Ibnu Sina : Filosof Par Excellence
Seorang filsuf yang sangat energik dengan kehidupan berwarna-warni; seorang politisi, wazir, dokter, ahli fisika. Pernah mengalami hidup dengan reputasi yang melambung dan sukses karirnya dalam bidang kedokteran yang mengantarkan menjadi tokoh selebriti di berbagai istana, namun kemudian terusir dan mengalami kehidupan yang berat. Menulis lebih dari 250 karya yang beruntung masih bisa diselamatkan. Memiliki kemampuan menulis dalam segala situasi.
Selain kekuatan memori dan otaknya, ia juga dikarunia kekuatan fisik. Setelah menghabiskan waktunya, ia masih bisa menuliskan karya-karya briliannya. Sezaman dengan para sufi besar seperti Abu Sa’id al-Khudri yang mengokohkan bahwa sufi dan filsafat bisa menyatu. Kata-kata yang terkenal lahir dari pertemuan ini bahwa apa yang dilihat seorang sufi dapat dipahami oleh seorang filsuf dan apa yang dipahami oleh seorang filsuf dapat dilihat oleh seorang sufi.
Abu Ali Sina, atau yang bisa disebut Ibnu Sina dan dalam bahasa Latin Avicenna, lahir tahun 370/980 di dekat Bukhara di Asia Tengah.

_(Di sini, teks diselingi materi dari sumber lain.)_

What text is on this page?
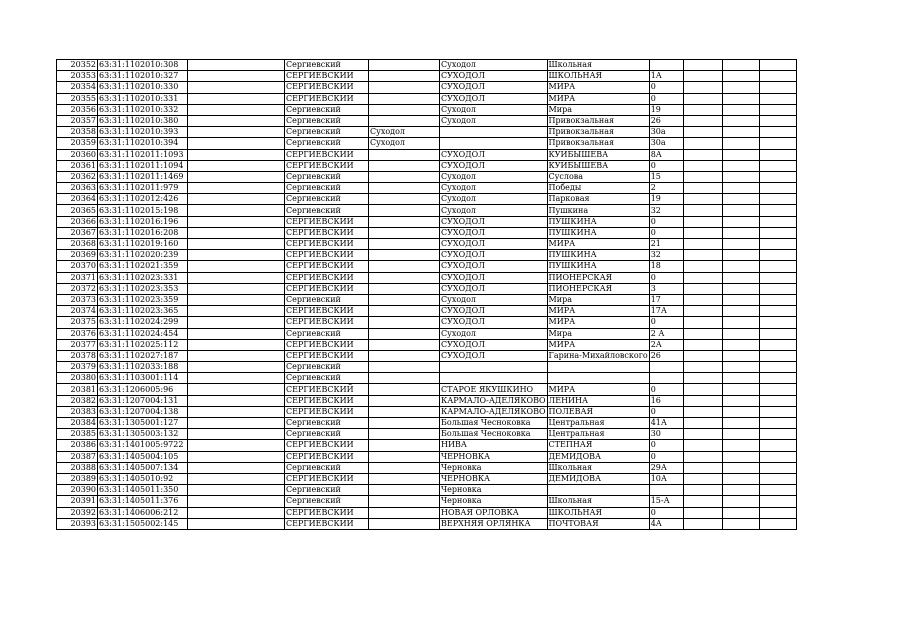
20352	63:31:1102010:308		Сергиевский		Суходол	Школьная				
20353	63:31:1102010:327		СЕРГИЕВСКИЙ		СУХОДОЛ	ШКОЛЬНАЯ	1А			
20354	63:31:1102010:330		СЕРГИЕВСКИЙ		СУХОДОЛ	МИРА	0			
20355	63:31:1102010:331		СЕРГИЕВСКИЙ		СУХОДОЛ	МИРА	0			
20356	63:31:1102010:332		Сергиевский		Суходол	Мира	19			
20357	63:31:1102010:380		Сергиевский		Суходол	Привокзальная	26			
20358	63:31:1102010:393		Сергиевский	Суходол		Привокзальная	30а			
20359	63:31:1102010:394		Сергиевский	Суходол		Привокзальная	30а			
20360	63:31:1102011:1093		СЕРГИЕВСКИЙ		СУХОДОЛ	КУЙБЫШЕВА	8А			
20361	63:31:1102011:1094		СЕРГИЕВСКИЙ		СУХОДОЛ	КУЙБЫШЕВА	0			
20362	63:31:1102011:1469		Сергиевский		Суходол	Суслова	15			
20363	63:31:1102011:979		Сергиевский		Суходол	Победы	2			
20364	63:31:1102012:426		Сергиевский		Суходол	Парковая	19			
20365	63:31:1102015:198		Сергиевский		Суходол	Пушкина	32			
20366	63:31:1102016:196		СЕРГИЕВСКИЙ		СУХОДОЛ	ПУШКИНА	0			
20367	63:31:1102016:208		СЕРГИЕВСКИЙ		СУХОДОЛ	ПУШКИНА	0			
20368	63:31:1102019:160		СЕРГИЕВСКИЙ		СУХОДОЛ	МИРА	21			
20369	63:31:1102020:239		СЕРГИЕВСКИЙ		СУХОДОЛ	ПУШКИНА	32			
20370	63:31:1102021:359		СЕРГИЕВСКИЙ		СУХОДОЛ	ПУШКИНА	18			
20371	63:31:1102023:331		СЕРГИЕВСКИЙ		СУХОДОЛ	ПИОНЕРСКАЯ	0			
20372	63:31:1102023:353		СЕРГИЕВСКИЙ		СУХОДОЛ	ПИОНЕРСКАЯ	3			
20373	63:31:1102023:359		Сергиевский		Суходол	Мира	17			
20374	63:31:1102023:365		СЕРГИЕВСКИЙ		СУХОДОЛ	МИРА	17А			
20375	63:31:1102024:299		СЕРГИЕВСКИЙ		СУХОДОЛ	МИРА	0			
20376	63:31:1102024:454		Сергиевский		Суходол	Мира	2 А			
20377	63:31:1102025:112		СЕРГИЕВСКИЙ		СУХОДОЛ	МИРА	2А			
20378	63:31:1102027:187		СЕРГИЕВСКИЙ		СУХОДОЛ	Гарина-Михайловского	26			
20379	63:31:1102033:188		Сергиевский							
20380	63:31:1103001:114		Сергиевский							
20381	63:31:1206005:96		СЕРГИЕВСКИЙ		СТАРОЕ ЯКУШКИНО	МИРА	0			
20382	63:31:1207004:131		СЕРГИЕВСКИЙ		КАРМАЛО-АДЕЛЯКОВО	ЛЕНИНА	16			
20383	63:31:1207004:138		СЕРГИЕВСКИЙ		КАРМАЛО-АДЕЛЯКОВО	ПОЛЕВАЯ	0			
20384	63:31:1305001:127		Сергиевский		Большая Чесноковка	Центральная	41А			
20385	63:31:1305003:132		Сергиевский		Большая Чесноковка	Центральная	30			
20386	63:31:1401005:9722		СЕРГИЕВСКИЙ		НИВА	СТЕПНАЯ	0			
20387	63:31:1405004:105		СЕРГИЕВСКИЙ		ЧЕРНОВКА	ДЕМИДОВА	0			
20388	63:31:1405007:134		Сергиевский		Черновка	Школьная	29А			
20389	63:31:1405010:92		СЕРГИЕВСКИЙ		ЧЕРНОВКА	ДЕМИДОВА	10А			
20390	63:31:1405011:350		Сергиевский		Черновка					
20391	63:31:1405011:376		Сергиевский		Черновка	Школьная	15-А			
20392	63:31:1406006:212		СЕРГИЕВСКИЙ		НОВАЯ ОРЛОВКА	ШКОЛЬНАЯ	0			
20393	63:31:1505002:145		СЕРГИЕВСКИЙ		ВЕРХНЯЯ ОРЛЯНКА	ПОЧТОВАЯ	4А			
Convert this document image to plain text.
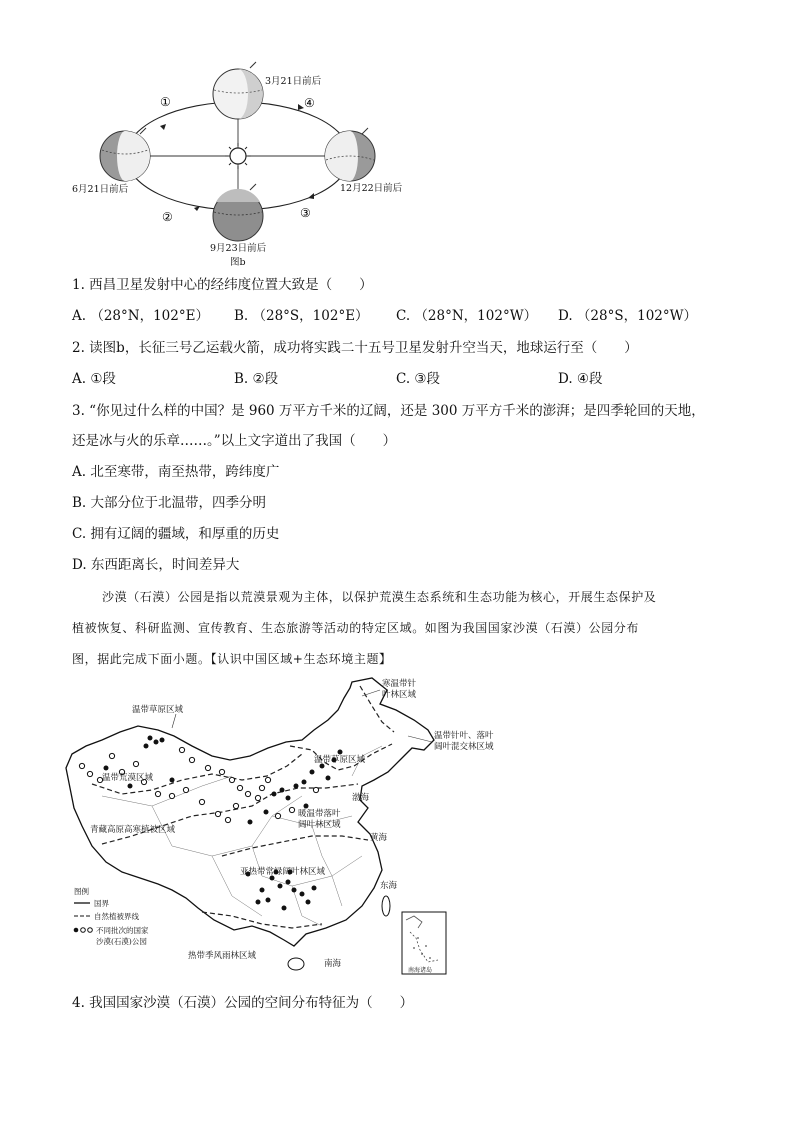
3月21日前后
6月21日前后
9月23日前后
图b
12月22日前后
①
②	③
④
1. 西昌卫星发射中心的经纬度位置大致是（　　）
A. （28°N，102°E） B. （28°S，102°E） C. （28°N，102°W） D. （28°S，102°W）
2. 读图b，长征三号乙运载火箭，成功将实践二十五号卫星发射升空当天，地球运行至（　　）
A. ①段	B. ②段	C. ③段	D. ④段
3. “你见过什么样的中国？是 960 万平方千米的辽阔，还是 300 万平方千米的澎湃；是四季轮回的天地，
还是冰与火的乐章……。”以上文字道出了我国（　　）
A. 北至寒带，南至热带，跨纬度广
B. 大部分位于北温带，四季分明
C. 拥有辽阔的疆域，和厚重的历史
D. 东西距离长，时间差异大
沙漠（石漠）公园是指以荒漠景观为主体，以保护荒漠生态系统和生态功能为核心，开展生态保护及
植被恢复、科研监测、宣传教育、生态旅游等活动的特定区域。如图为我国国家沙漠（石漠）公园分布
图，据此完成下面小题。【认识中国区域+生态环境主题】
寒温带针
叶林区域
温带草原区域
温带针叶、落叶
阔叶混交林区域
温带荒漠区域
温带草原区域
暖温带落叶
阔叶林区域
青藏高原高寒植被区域
亚热带常绿阔叶林区域
热带季风雨林区域
渤海
黄海
东海
南海
图例
国界
自然植被界线
不同批次的国家
沙漠(石漠)公园
南海诸岛
4. 我国国家沙漠（石漠）公园的空间分布特征为（　　）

Pada usia 30 tahunan ia mulai mempelajari kedokteran. Keahlian dalam bidang kedokteran menarik perhatian Sultan Bukhara yaitu Nuh bin Manshur.
Ia seorang filsuf Par Excelence dan figur yang merepresentasikan filsafat peripatetik yang sesungguhnya. Figur awal peripatetik Islam adalah al-Kindi, Farabi dan Ibnu Rusyd, namun kemudian di tangan Ibnu Sina lewat kitab-kitab Magnum Opus-nya. Ilahiyah Syifa adalah kitab ensiklopedia Islam yang memuat hampir seluruh tema-tema, teori, konsep, dan definisi tentang filsafat Islam. Mulla Sadra pernah mengkritik Ibnu Sina yang masih memiliki kesibukan dalam urusan-urusan duniawi, padahal mungkin dalam pikiran Mulla Sadra, andaikata Ibnu Sina mencurahkan seluruh waktunya untuk urusan–urusan keilmuan saja, maka produktifitas dan konten filsafat Ibnu Sina akan lebih berkualitas dan lebih komprehensif.
Sejak masih muda ia selalu haus dengan ilmu. Ia selalu berusaha mencari dan belajar dari guru-guru yang terbaik di zamannya, dari agama dan bangsa manapun dan biasanya setelah itu ia melampaui sang guru. Ia sangat beruntung hidup dalam dua bahasa Persia dan Arab. Bahasa persia adalah bahasa ibunya dan bahasa arab adalah bahasa pendidikannaya. Ia sangat menguasai bahasa Arab hanya dalam 3 tahun dan menulis puisi dan sastra dalam bahasa Arab.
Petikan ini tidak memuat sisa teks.